Quali sono i benefici per mamme e bambini?
Il rooming-in, ossia la condivisione della stanza, apporta numerosi benefici sia per le mamme sia per i neonati, come si legge ancora nel documento del Ministero della Salute:
- facilita l’avvio all’allattamento
- riduce il rischio di infezioni ospedaliere e facilita la colonizzazione con germi materni
- incoraggia l’empowerment femminile e l’autonomia materna
- favorisce la gestione del proprio bambino, per una dimissione protetta
Ma tutte le mamme e neonati possono ricorrere al rooming-in? Anche in tal caso il Ministero della Salute offre una precisa risposta:
Il rooming-in può rappresentare per alcune donne un’esperienza impegnativa ed intensa, specialmente quando le condizioni generali fisiche e/o psicologiche non siano ottimali.

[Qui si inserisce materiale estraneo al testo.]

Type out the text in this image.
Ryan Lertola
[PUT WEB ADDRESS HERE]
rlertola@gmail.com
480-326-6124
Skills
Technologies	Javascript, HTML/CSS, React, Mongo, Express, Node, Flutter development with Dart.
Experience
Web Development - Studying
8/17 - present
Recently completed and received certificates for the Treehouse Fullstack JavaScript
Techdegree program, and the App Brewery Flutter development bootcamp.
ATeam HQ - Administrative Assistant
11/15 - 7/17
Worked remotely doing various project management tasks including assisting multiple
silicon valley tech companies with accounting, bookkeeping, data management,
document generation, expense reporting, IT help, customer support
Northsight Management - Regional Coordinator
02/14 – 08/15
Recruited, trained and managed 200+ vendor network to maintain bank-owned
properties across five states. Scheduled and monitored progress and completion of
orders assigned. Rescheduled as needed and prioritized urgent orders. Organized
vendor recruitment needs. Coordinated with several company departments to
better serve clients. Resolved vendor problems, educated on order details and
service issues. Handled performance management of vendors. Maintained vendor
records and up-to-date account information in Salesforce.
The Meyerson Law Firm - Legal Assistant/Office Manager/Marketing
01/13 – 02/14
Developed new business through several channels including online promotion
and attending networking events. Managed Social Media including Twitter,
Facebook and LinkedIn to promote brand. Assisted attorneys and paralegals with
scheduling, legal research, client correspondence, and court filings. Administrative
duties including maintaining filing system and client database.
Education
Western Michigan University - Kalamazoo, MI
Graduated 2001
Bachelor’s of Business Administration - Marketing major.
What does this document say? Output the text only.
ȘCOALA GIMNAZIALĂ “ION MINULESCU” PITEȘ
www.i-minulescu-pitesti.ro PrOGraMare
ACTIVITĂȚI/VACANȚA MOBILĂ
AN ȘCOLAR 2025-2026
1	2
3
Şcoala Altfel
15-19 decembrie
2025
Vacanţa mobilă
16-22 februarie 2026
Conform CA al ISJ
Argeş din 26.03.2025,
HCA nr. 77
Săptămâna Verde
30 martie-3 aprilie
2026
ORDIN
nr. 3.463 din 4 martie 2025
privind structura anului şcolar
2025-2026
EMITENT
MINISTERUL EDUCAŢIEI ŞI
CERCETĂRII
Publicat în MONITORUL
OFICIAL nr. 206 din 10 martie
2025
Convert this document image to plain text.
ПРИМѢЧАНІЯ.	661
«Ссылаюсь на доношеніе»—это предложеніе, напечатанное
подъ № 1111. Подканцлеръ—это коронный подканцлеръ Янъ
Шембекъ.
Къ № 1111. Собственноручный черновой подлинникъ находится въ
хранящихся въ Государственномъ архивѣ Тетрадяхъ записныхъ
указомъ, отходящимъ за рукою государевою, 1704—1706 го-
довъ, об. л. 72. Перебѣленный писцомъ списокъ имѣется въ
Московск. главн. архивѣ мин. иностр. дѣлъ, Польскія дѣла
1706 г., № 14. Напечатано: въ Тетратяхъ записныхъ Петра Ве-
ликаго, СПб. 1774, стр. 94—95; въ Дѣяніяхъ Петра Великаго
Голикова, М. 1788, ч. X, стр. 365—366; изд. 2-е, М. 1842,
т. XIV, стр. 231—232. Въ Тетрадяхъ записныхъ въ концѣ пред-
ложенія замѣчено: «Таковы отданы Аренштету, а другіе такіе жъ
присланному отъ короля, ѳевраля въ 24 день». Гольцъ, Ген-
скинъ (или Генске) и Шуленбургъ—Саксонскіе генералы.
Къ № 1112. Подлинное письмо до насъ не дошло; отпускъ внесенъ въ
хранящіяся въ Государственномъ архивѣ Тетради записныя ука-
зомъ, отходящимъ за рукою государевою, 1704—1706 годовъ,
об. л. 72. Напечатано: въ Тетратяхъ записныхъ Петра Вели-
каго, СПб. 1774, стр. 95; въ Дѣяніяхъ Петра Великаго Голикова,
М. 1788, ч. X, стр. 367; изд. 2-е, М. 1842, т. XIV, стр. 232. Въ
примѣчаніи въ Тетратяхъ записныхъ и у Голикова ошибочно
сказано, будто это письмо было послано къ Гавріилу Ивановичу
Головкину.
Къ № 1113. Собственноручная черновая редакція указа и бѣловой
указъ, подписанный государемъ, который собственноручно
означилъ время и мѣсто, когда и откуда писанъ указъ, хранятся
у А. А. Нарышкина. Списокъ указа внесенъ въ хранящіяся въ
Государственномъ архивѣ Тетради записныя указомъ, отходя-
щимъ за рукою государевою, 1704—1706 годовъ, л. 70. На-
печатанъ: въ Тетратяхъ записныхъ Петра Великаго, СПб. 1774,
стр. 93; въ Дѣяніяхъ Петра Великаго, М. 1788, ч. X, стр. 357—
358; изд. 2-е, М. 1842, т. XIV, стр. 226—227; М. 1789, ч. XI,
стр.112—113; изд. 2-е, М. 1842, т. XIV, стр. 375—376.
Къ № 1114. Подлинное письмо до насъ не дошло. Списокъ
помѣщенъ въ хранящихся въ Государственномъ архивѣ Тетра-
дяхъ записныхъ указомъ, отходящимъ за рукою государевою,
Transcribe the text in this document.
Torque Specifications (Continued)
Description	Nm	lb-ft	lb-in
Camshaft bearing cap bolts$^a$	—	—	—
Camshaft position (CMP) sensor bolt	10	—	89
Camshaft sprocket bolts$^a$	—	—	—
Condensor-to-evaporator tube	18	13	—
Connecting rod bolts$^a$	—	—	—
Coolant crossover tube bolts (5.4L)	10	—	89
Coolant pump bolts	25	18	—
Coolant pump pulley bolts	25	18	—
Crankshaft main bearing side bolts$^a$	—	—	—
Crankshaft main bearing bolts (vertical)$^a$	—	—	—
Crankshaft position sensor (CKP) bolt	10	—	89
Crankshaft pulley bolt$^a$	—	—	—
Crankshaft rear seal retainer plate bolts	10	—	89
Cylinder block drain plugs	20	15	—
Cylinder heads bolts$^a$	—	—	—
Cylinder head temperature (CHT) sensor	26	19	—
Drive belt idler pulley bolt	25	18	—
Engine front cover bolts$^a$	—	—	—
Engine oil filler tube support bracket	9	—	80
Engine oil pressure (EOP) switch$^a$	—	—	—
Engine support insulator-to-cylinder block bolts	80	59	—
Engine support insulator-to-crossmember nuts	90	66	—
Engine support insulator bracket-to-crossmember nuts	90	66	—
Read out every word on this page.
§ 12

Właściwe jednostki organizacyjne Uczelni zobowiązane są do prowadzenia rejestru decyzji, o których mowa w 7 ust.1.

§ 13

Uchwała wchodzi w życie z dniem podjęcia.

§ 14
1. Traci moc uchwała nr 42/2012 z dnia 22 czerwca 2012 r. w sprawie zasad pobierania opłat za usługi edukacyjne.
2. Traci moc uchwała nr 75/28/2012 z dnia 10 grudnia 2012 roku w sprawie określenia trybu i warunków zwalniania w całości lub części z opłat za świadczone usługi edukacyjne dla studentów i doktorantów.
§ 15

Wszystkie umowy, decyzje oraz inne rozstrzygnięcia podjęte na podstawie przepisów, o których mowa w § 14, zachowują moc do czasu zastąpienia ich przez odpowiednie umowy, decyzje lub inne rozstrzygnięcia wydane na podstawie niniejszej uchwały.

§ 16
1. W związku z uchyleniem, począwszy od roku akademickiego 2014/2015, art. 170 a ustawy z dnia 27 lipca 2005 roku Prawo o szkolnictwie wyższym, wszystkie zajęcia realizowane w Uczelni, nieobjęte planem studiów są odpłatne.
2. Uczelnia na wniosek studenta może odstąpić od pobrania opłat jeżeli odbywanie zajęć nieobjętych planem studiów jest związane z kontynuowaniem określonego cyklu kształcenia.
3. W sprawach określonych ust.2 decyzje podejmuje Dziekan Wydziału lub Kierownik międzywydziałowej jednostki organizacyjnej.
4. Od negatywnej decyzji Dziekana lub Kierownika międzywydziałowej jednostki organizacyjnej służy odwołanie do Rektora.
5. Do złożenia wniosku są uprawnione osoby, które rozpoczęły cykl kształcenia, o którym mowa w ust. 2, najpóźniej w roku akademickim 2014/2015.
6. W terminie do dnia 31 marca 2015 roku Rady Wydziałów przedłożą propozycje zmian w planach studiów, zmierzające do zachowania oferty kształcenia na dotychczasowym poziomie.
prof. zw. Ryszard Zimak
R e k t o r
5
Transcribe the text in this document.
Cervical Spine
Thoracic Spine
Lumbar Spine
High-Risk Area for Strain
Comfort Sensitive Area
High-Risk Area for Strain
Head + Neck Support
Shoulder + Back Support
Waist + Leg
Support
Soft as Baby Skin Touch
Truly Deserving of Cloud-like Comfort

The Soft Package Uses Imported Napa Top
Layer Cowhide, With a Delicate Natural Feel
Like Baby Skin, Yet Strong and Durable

In questi casi l’équipe sanitaria, in maniera individualizzata e d’intesa con la madre, valuta l’applicabilità e la continuità del rooming-in.
Il rooming-in può essere incentivato non solo dal personale medico, ma anche da persone vicine alla neomamma: “La presenza del partner (o di altra persona di fiducia) può contribuire in maniera determinante ad aiutare e sostenere la madre, dandole modo di accudire con maggior facilità il proprio bambino”.
Quando inizia il rooming-in e perché farlo?
La condivisione della stanza madre-neonato inizia quando ― come afferma ancora il Ministero ― la prima è “in grado di rispondere, dopo il parto, alle richieste del bambino e prosegue durante tutto il periodo di ospedalizzazione”. Di norma viene preposto quando si verifica l’accettazione ostetrica nell’area puerperio, ed è valido sia di giorno sia di notte.
Per far sì che il rooming-in sia ottimale, è richiesta la supervisione costante del personale medico competente e le strutture ospedaliere devono garantire il massimo comfort sia a mamme sia ai bambini, predisponendo spazi più ampi e servizi igienici in camera.
Il Ministero della Salute sottolinea anche che “la separazione madre-neonato conseguente all’eventuale decisione di non avviare il rooming-in, porta a perdita di benefici per entrambi, per cui deve essere sempre il risultato di una scelta ben ponderata”.
Con il rooming-in il personale sanitario può monitorare lo stato di salute di mamme e bambini post-partum, affrontando, se dovessero esserci, segnali di disagio, favorendo il loro benessere nel momento successivo alla nascita.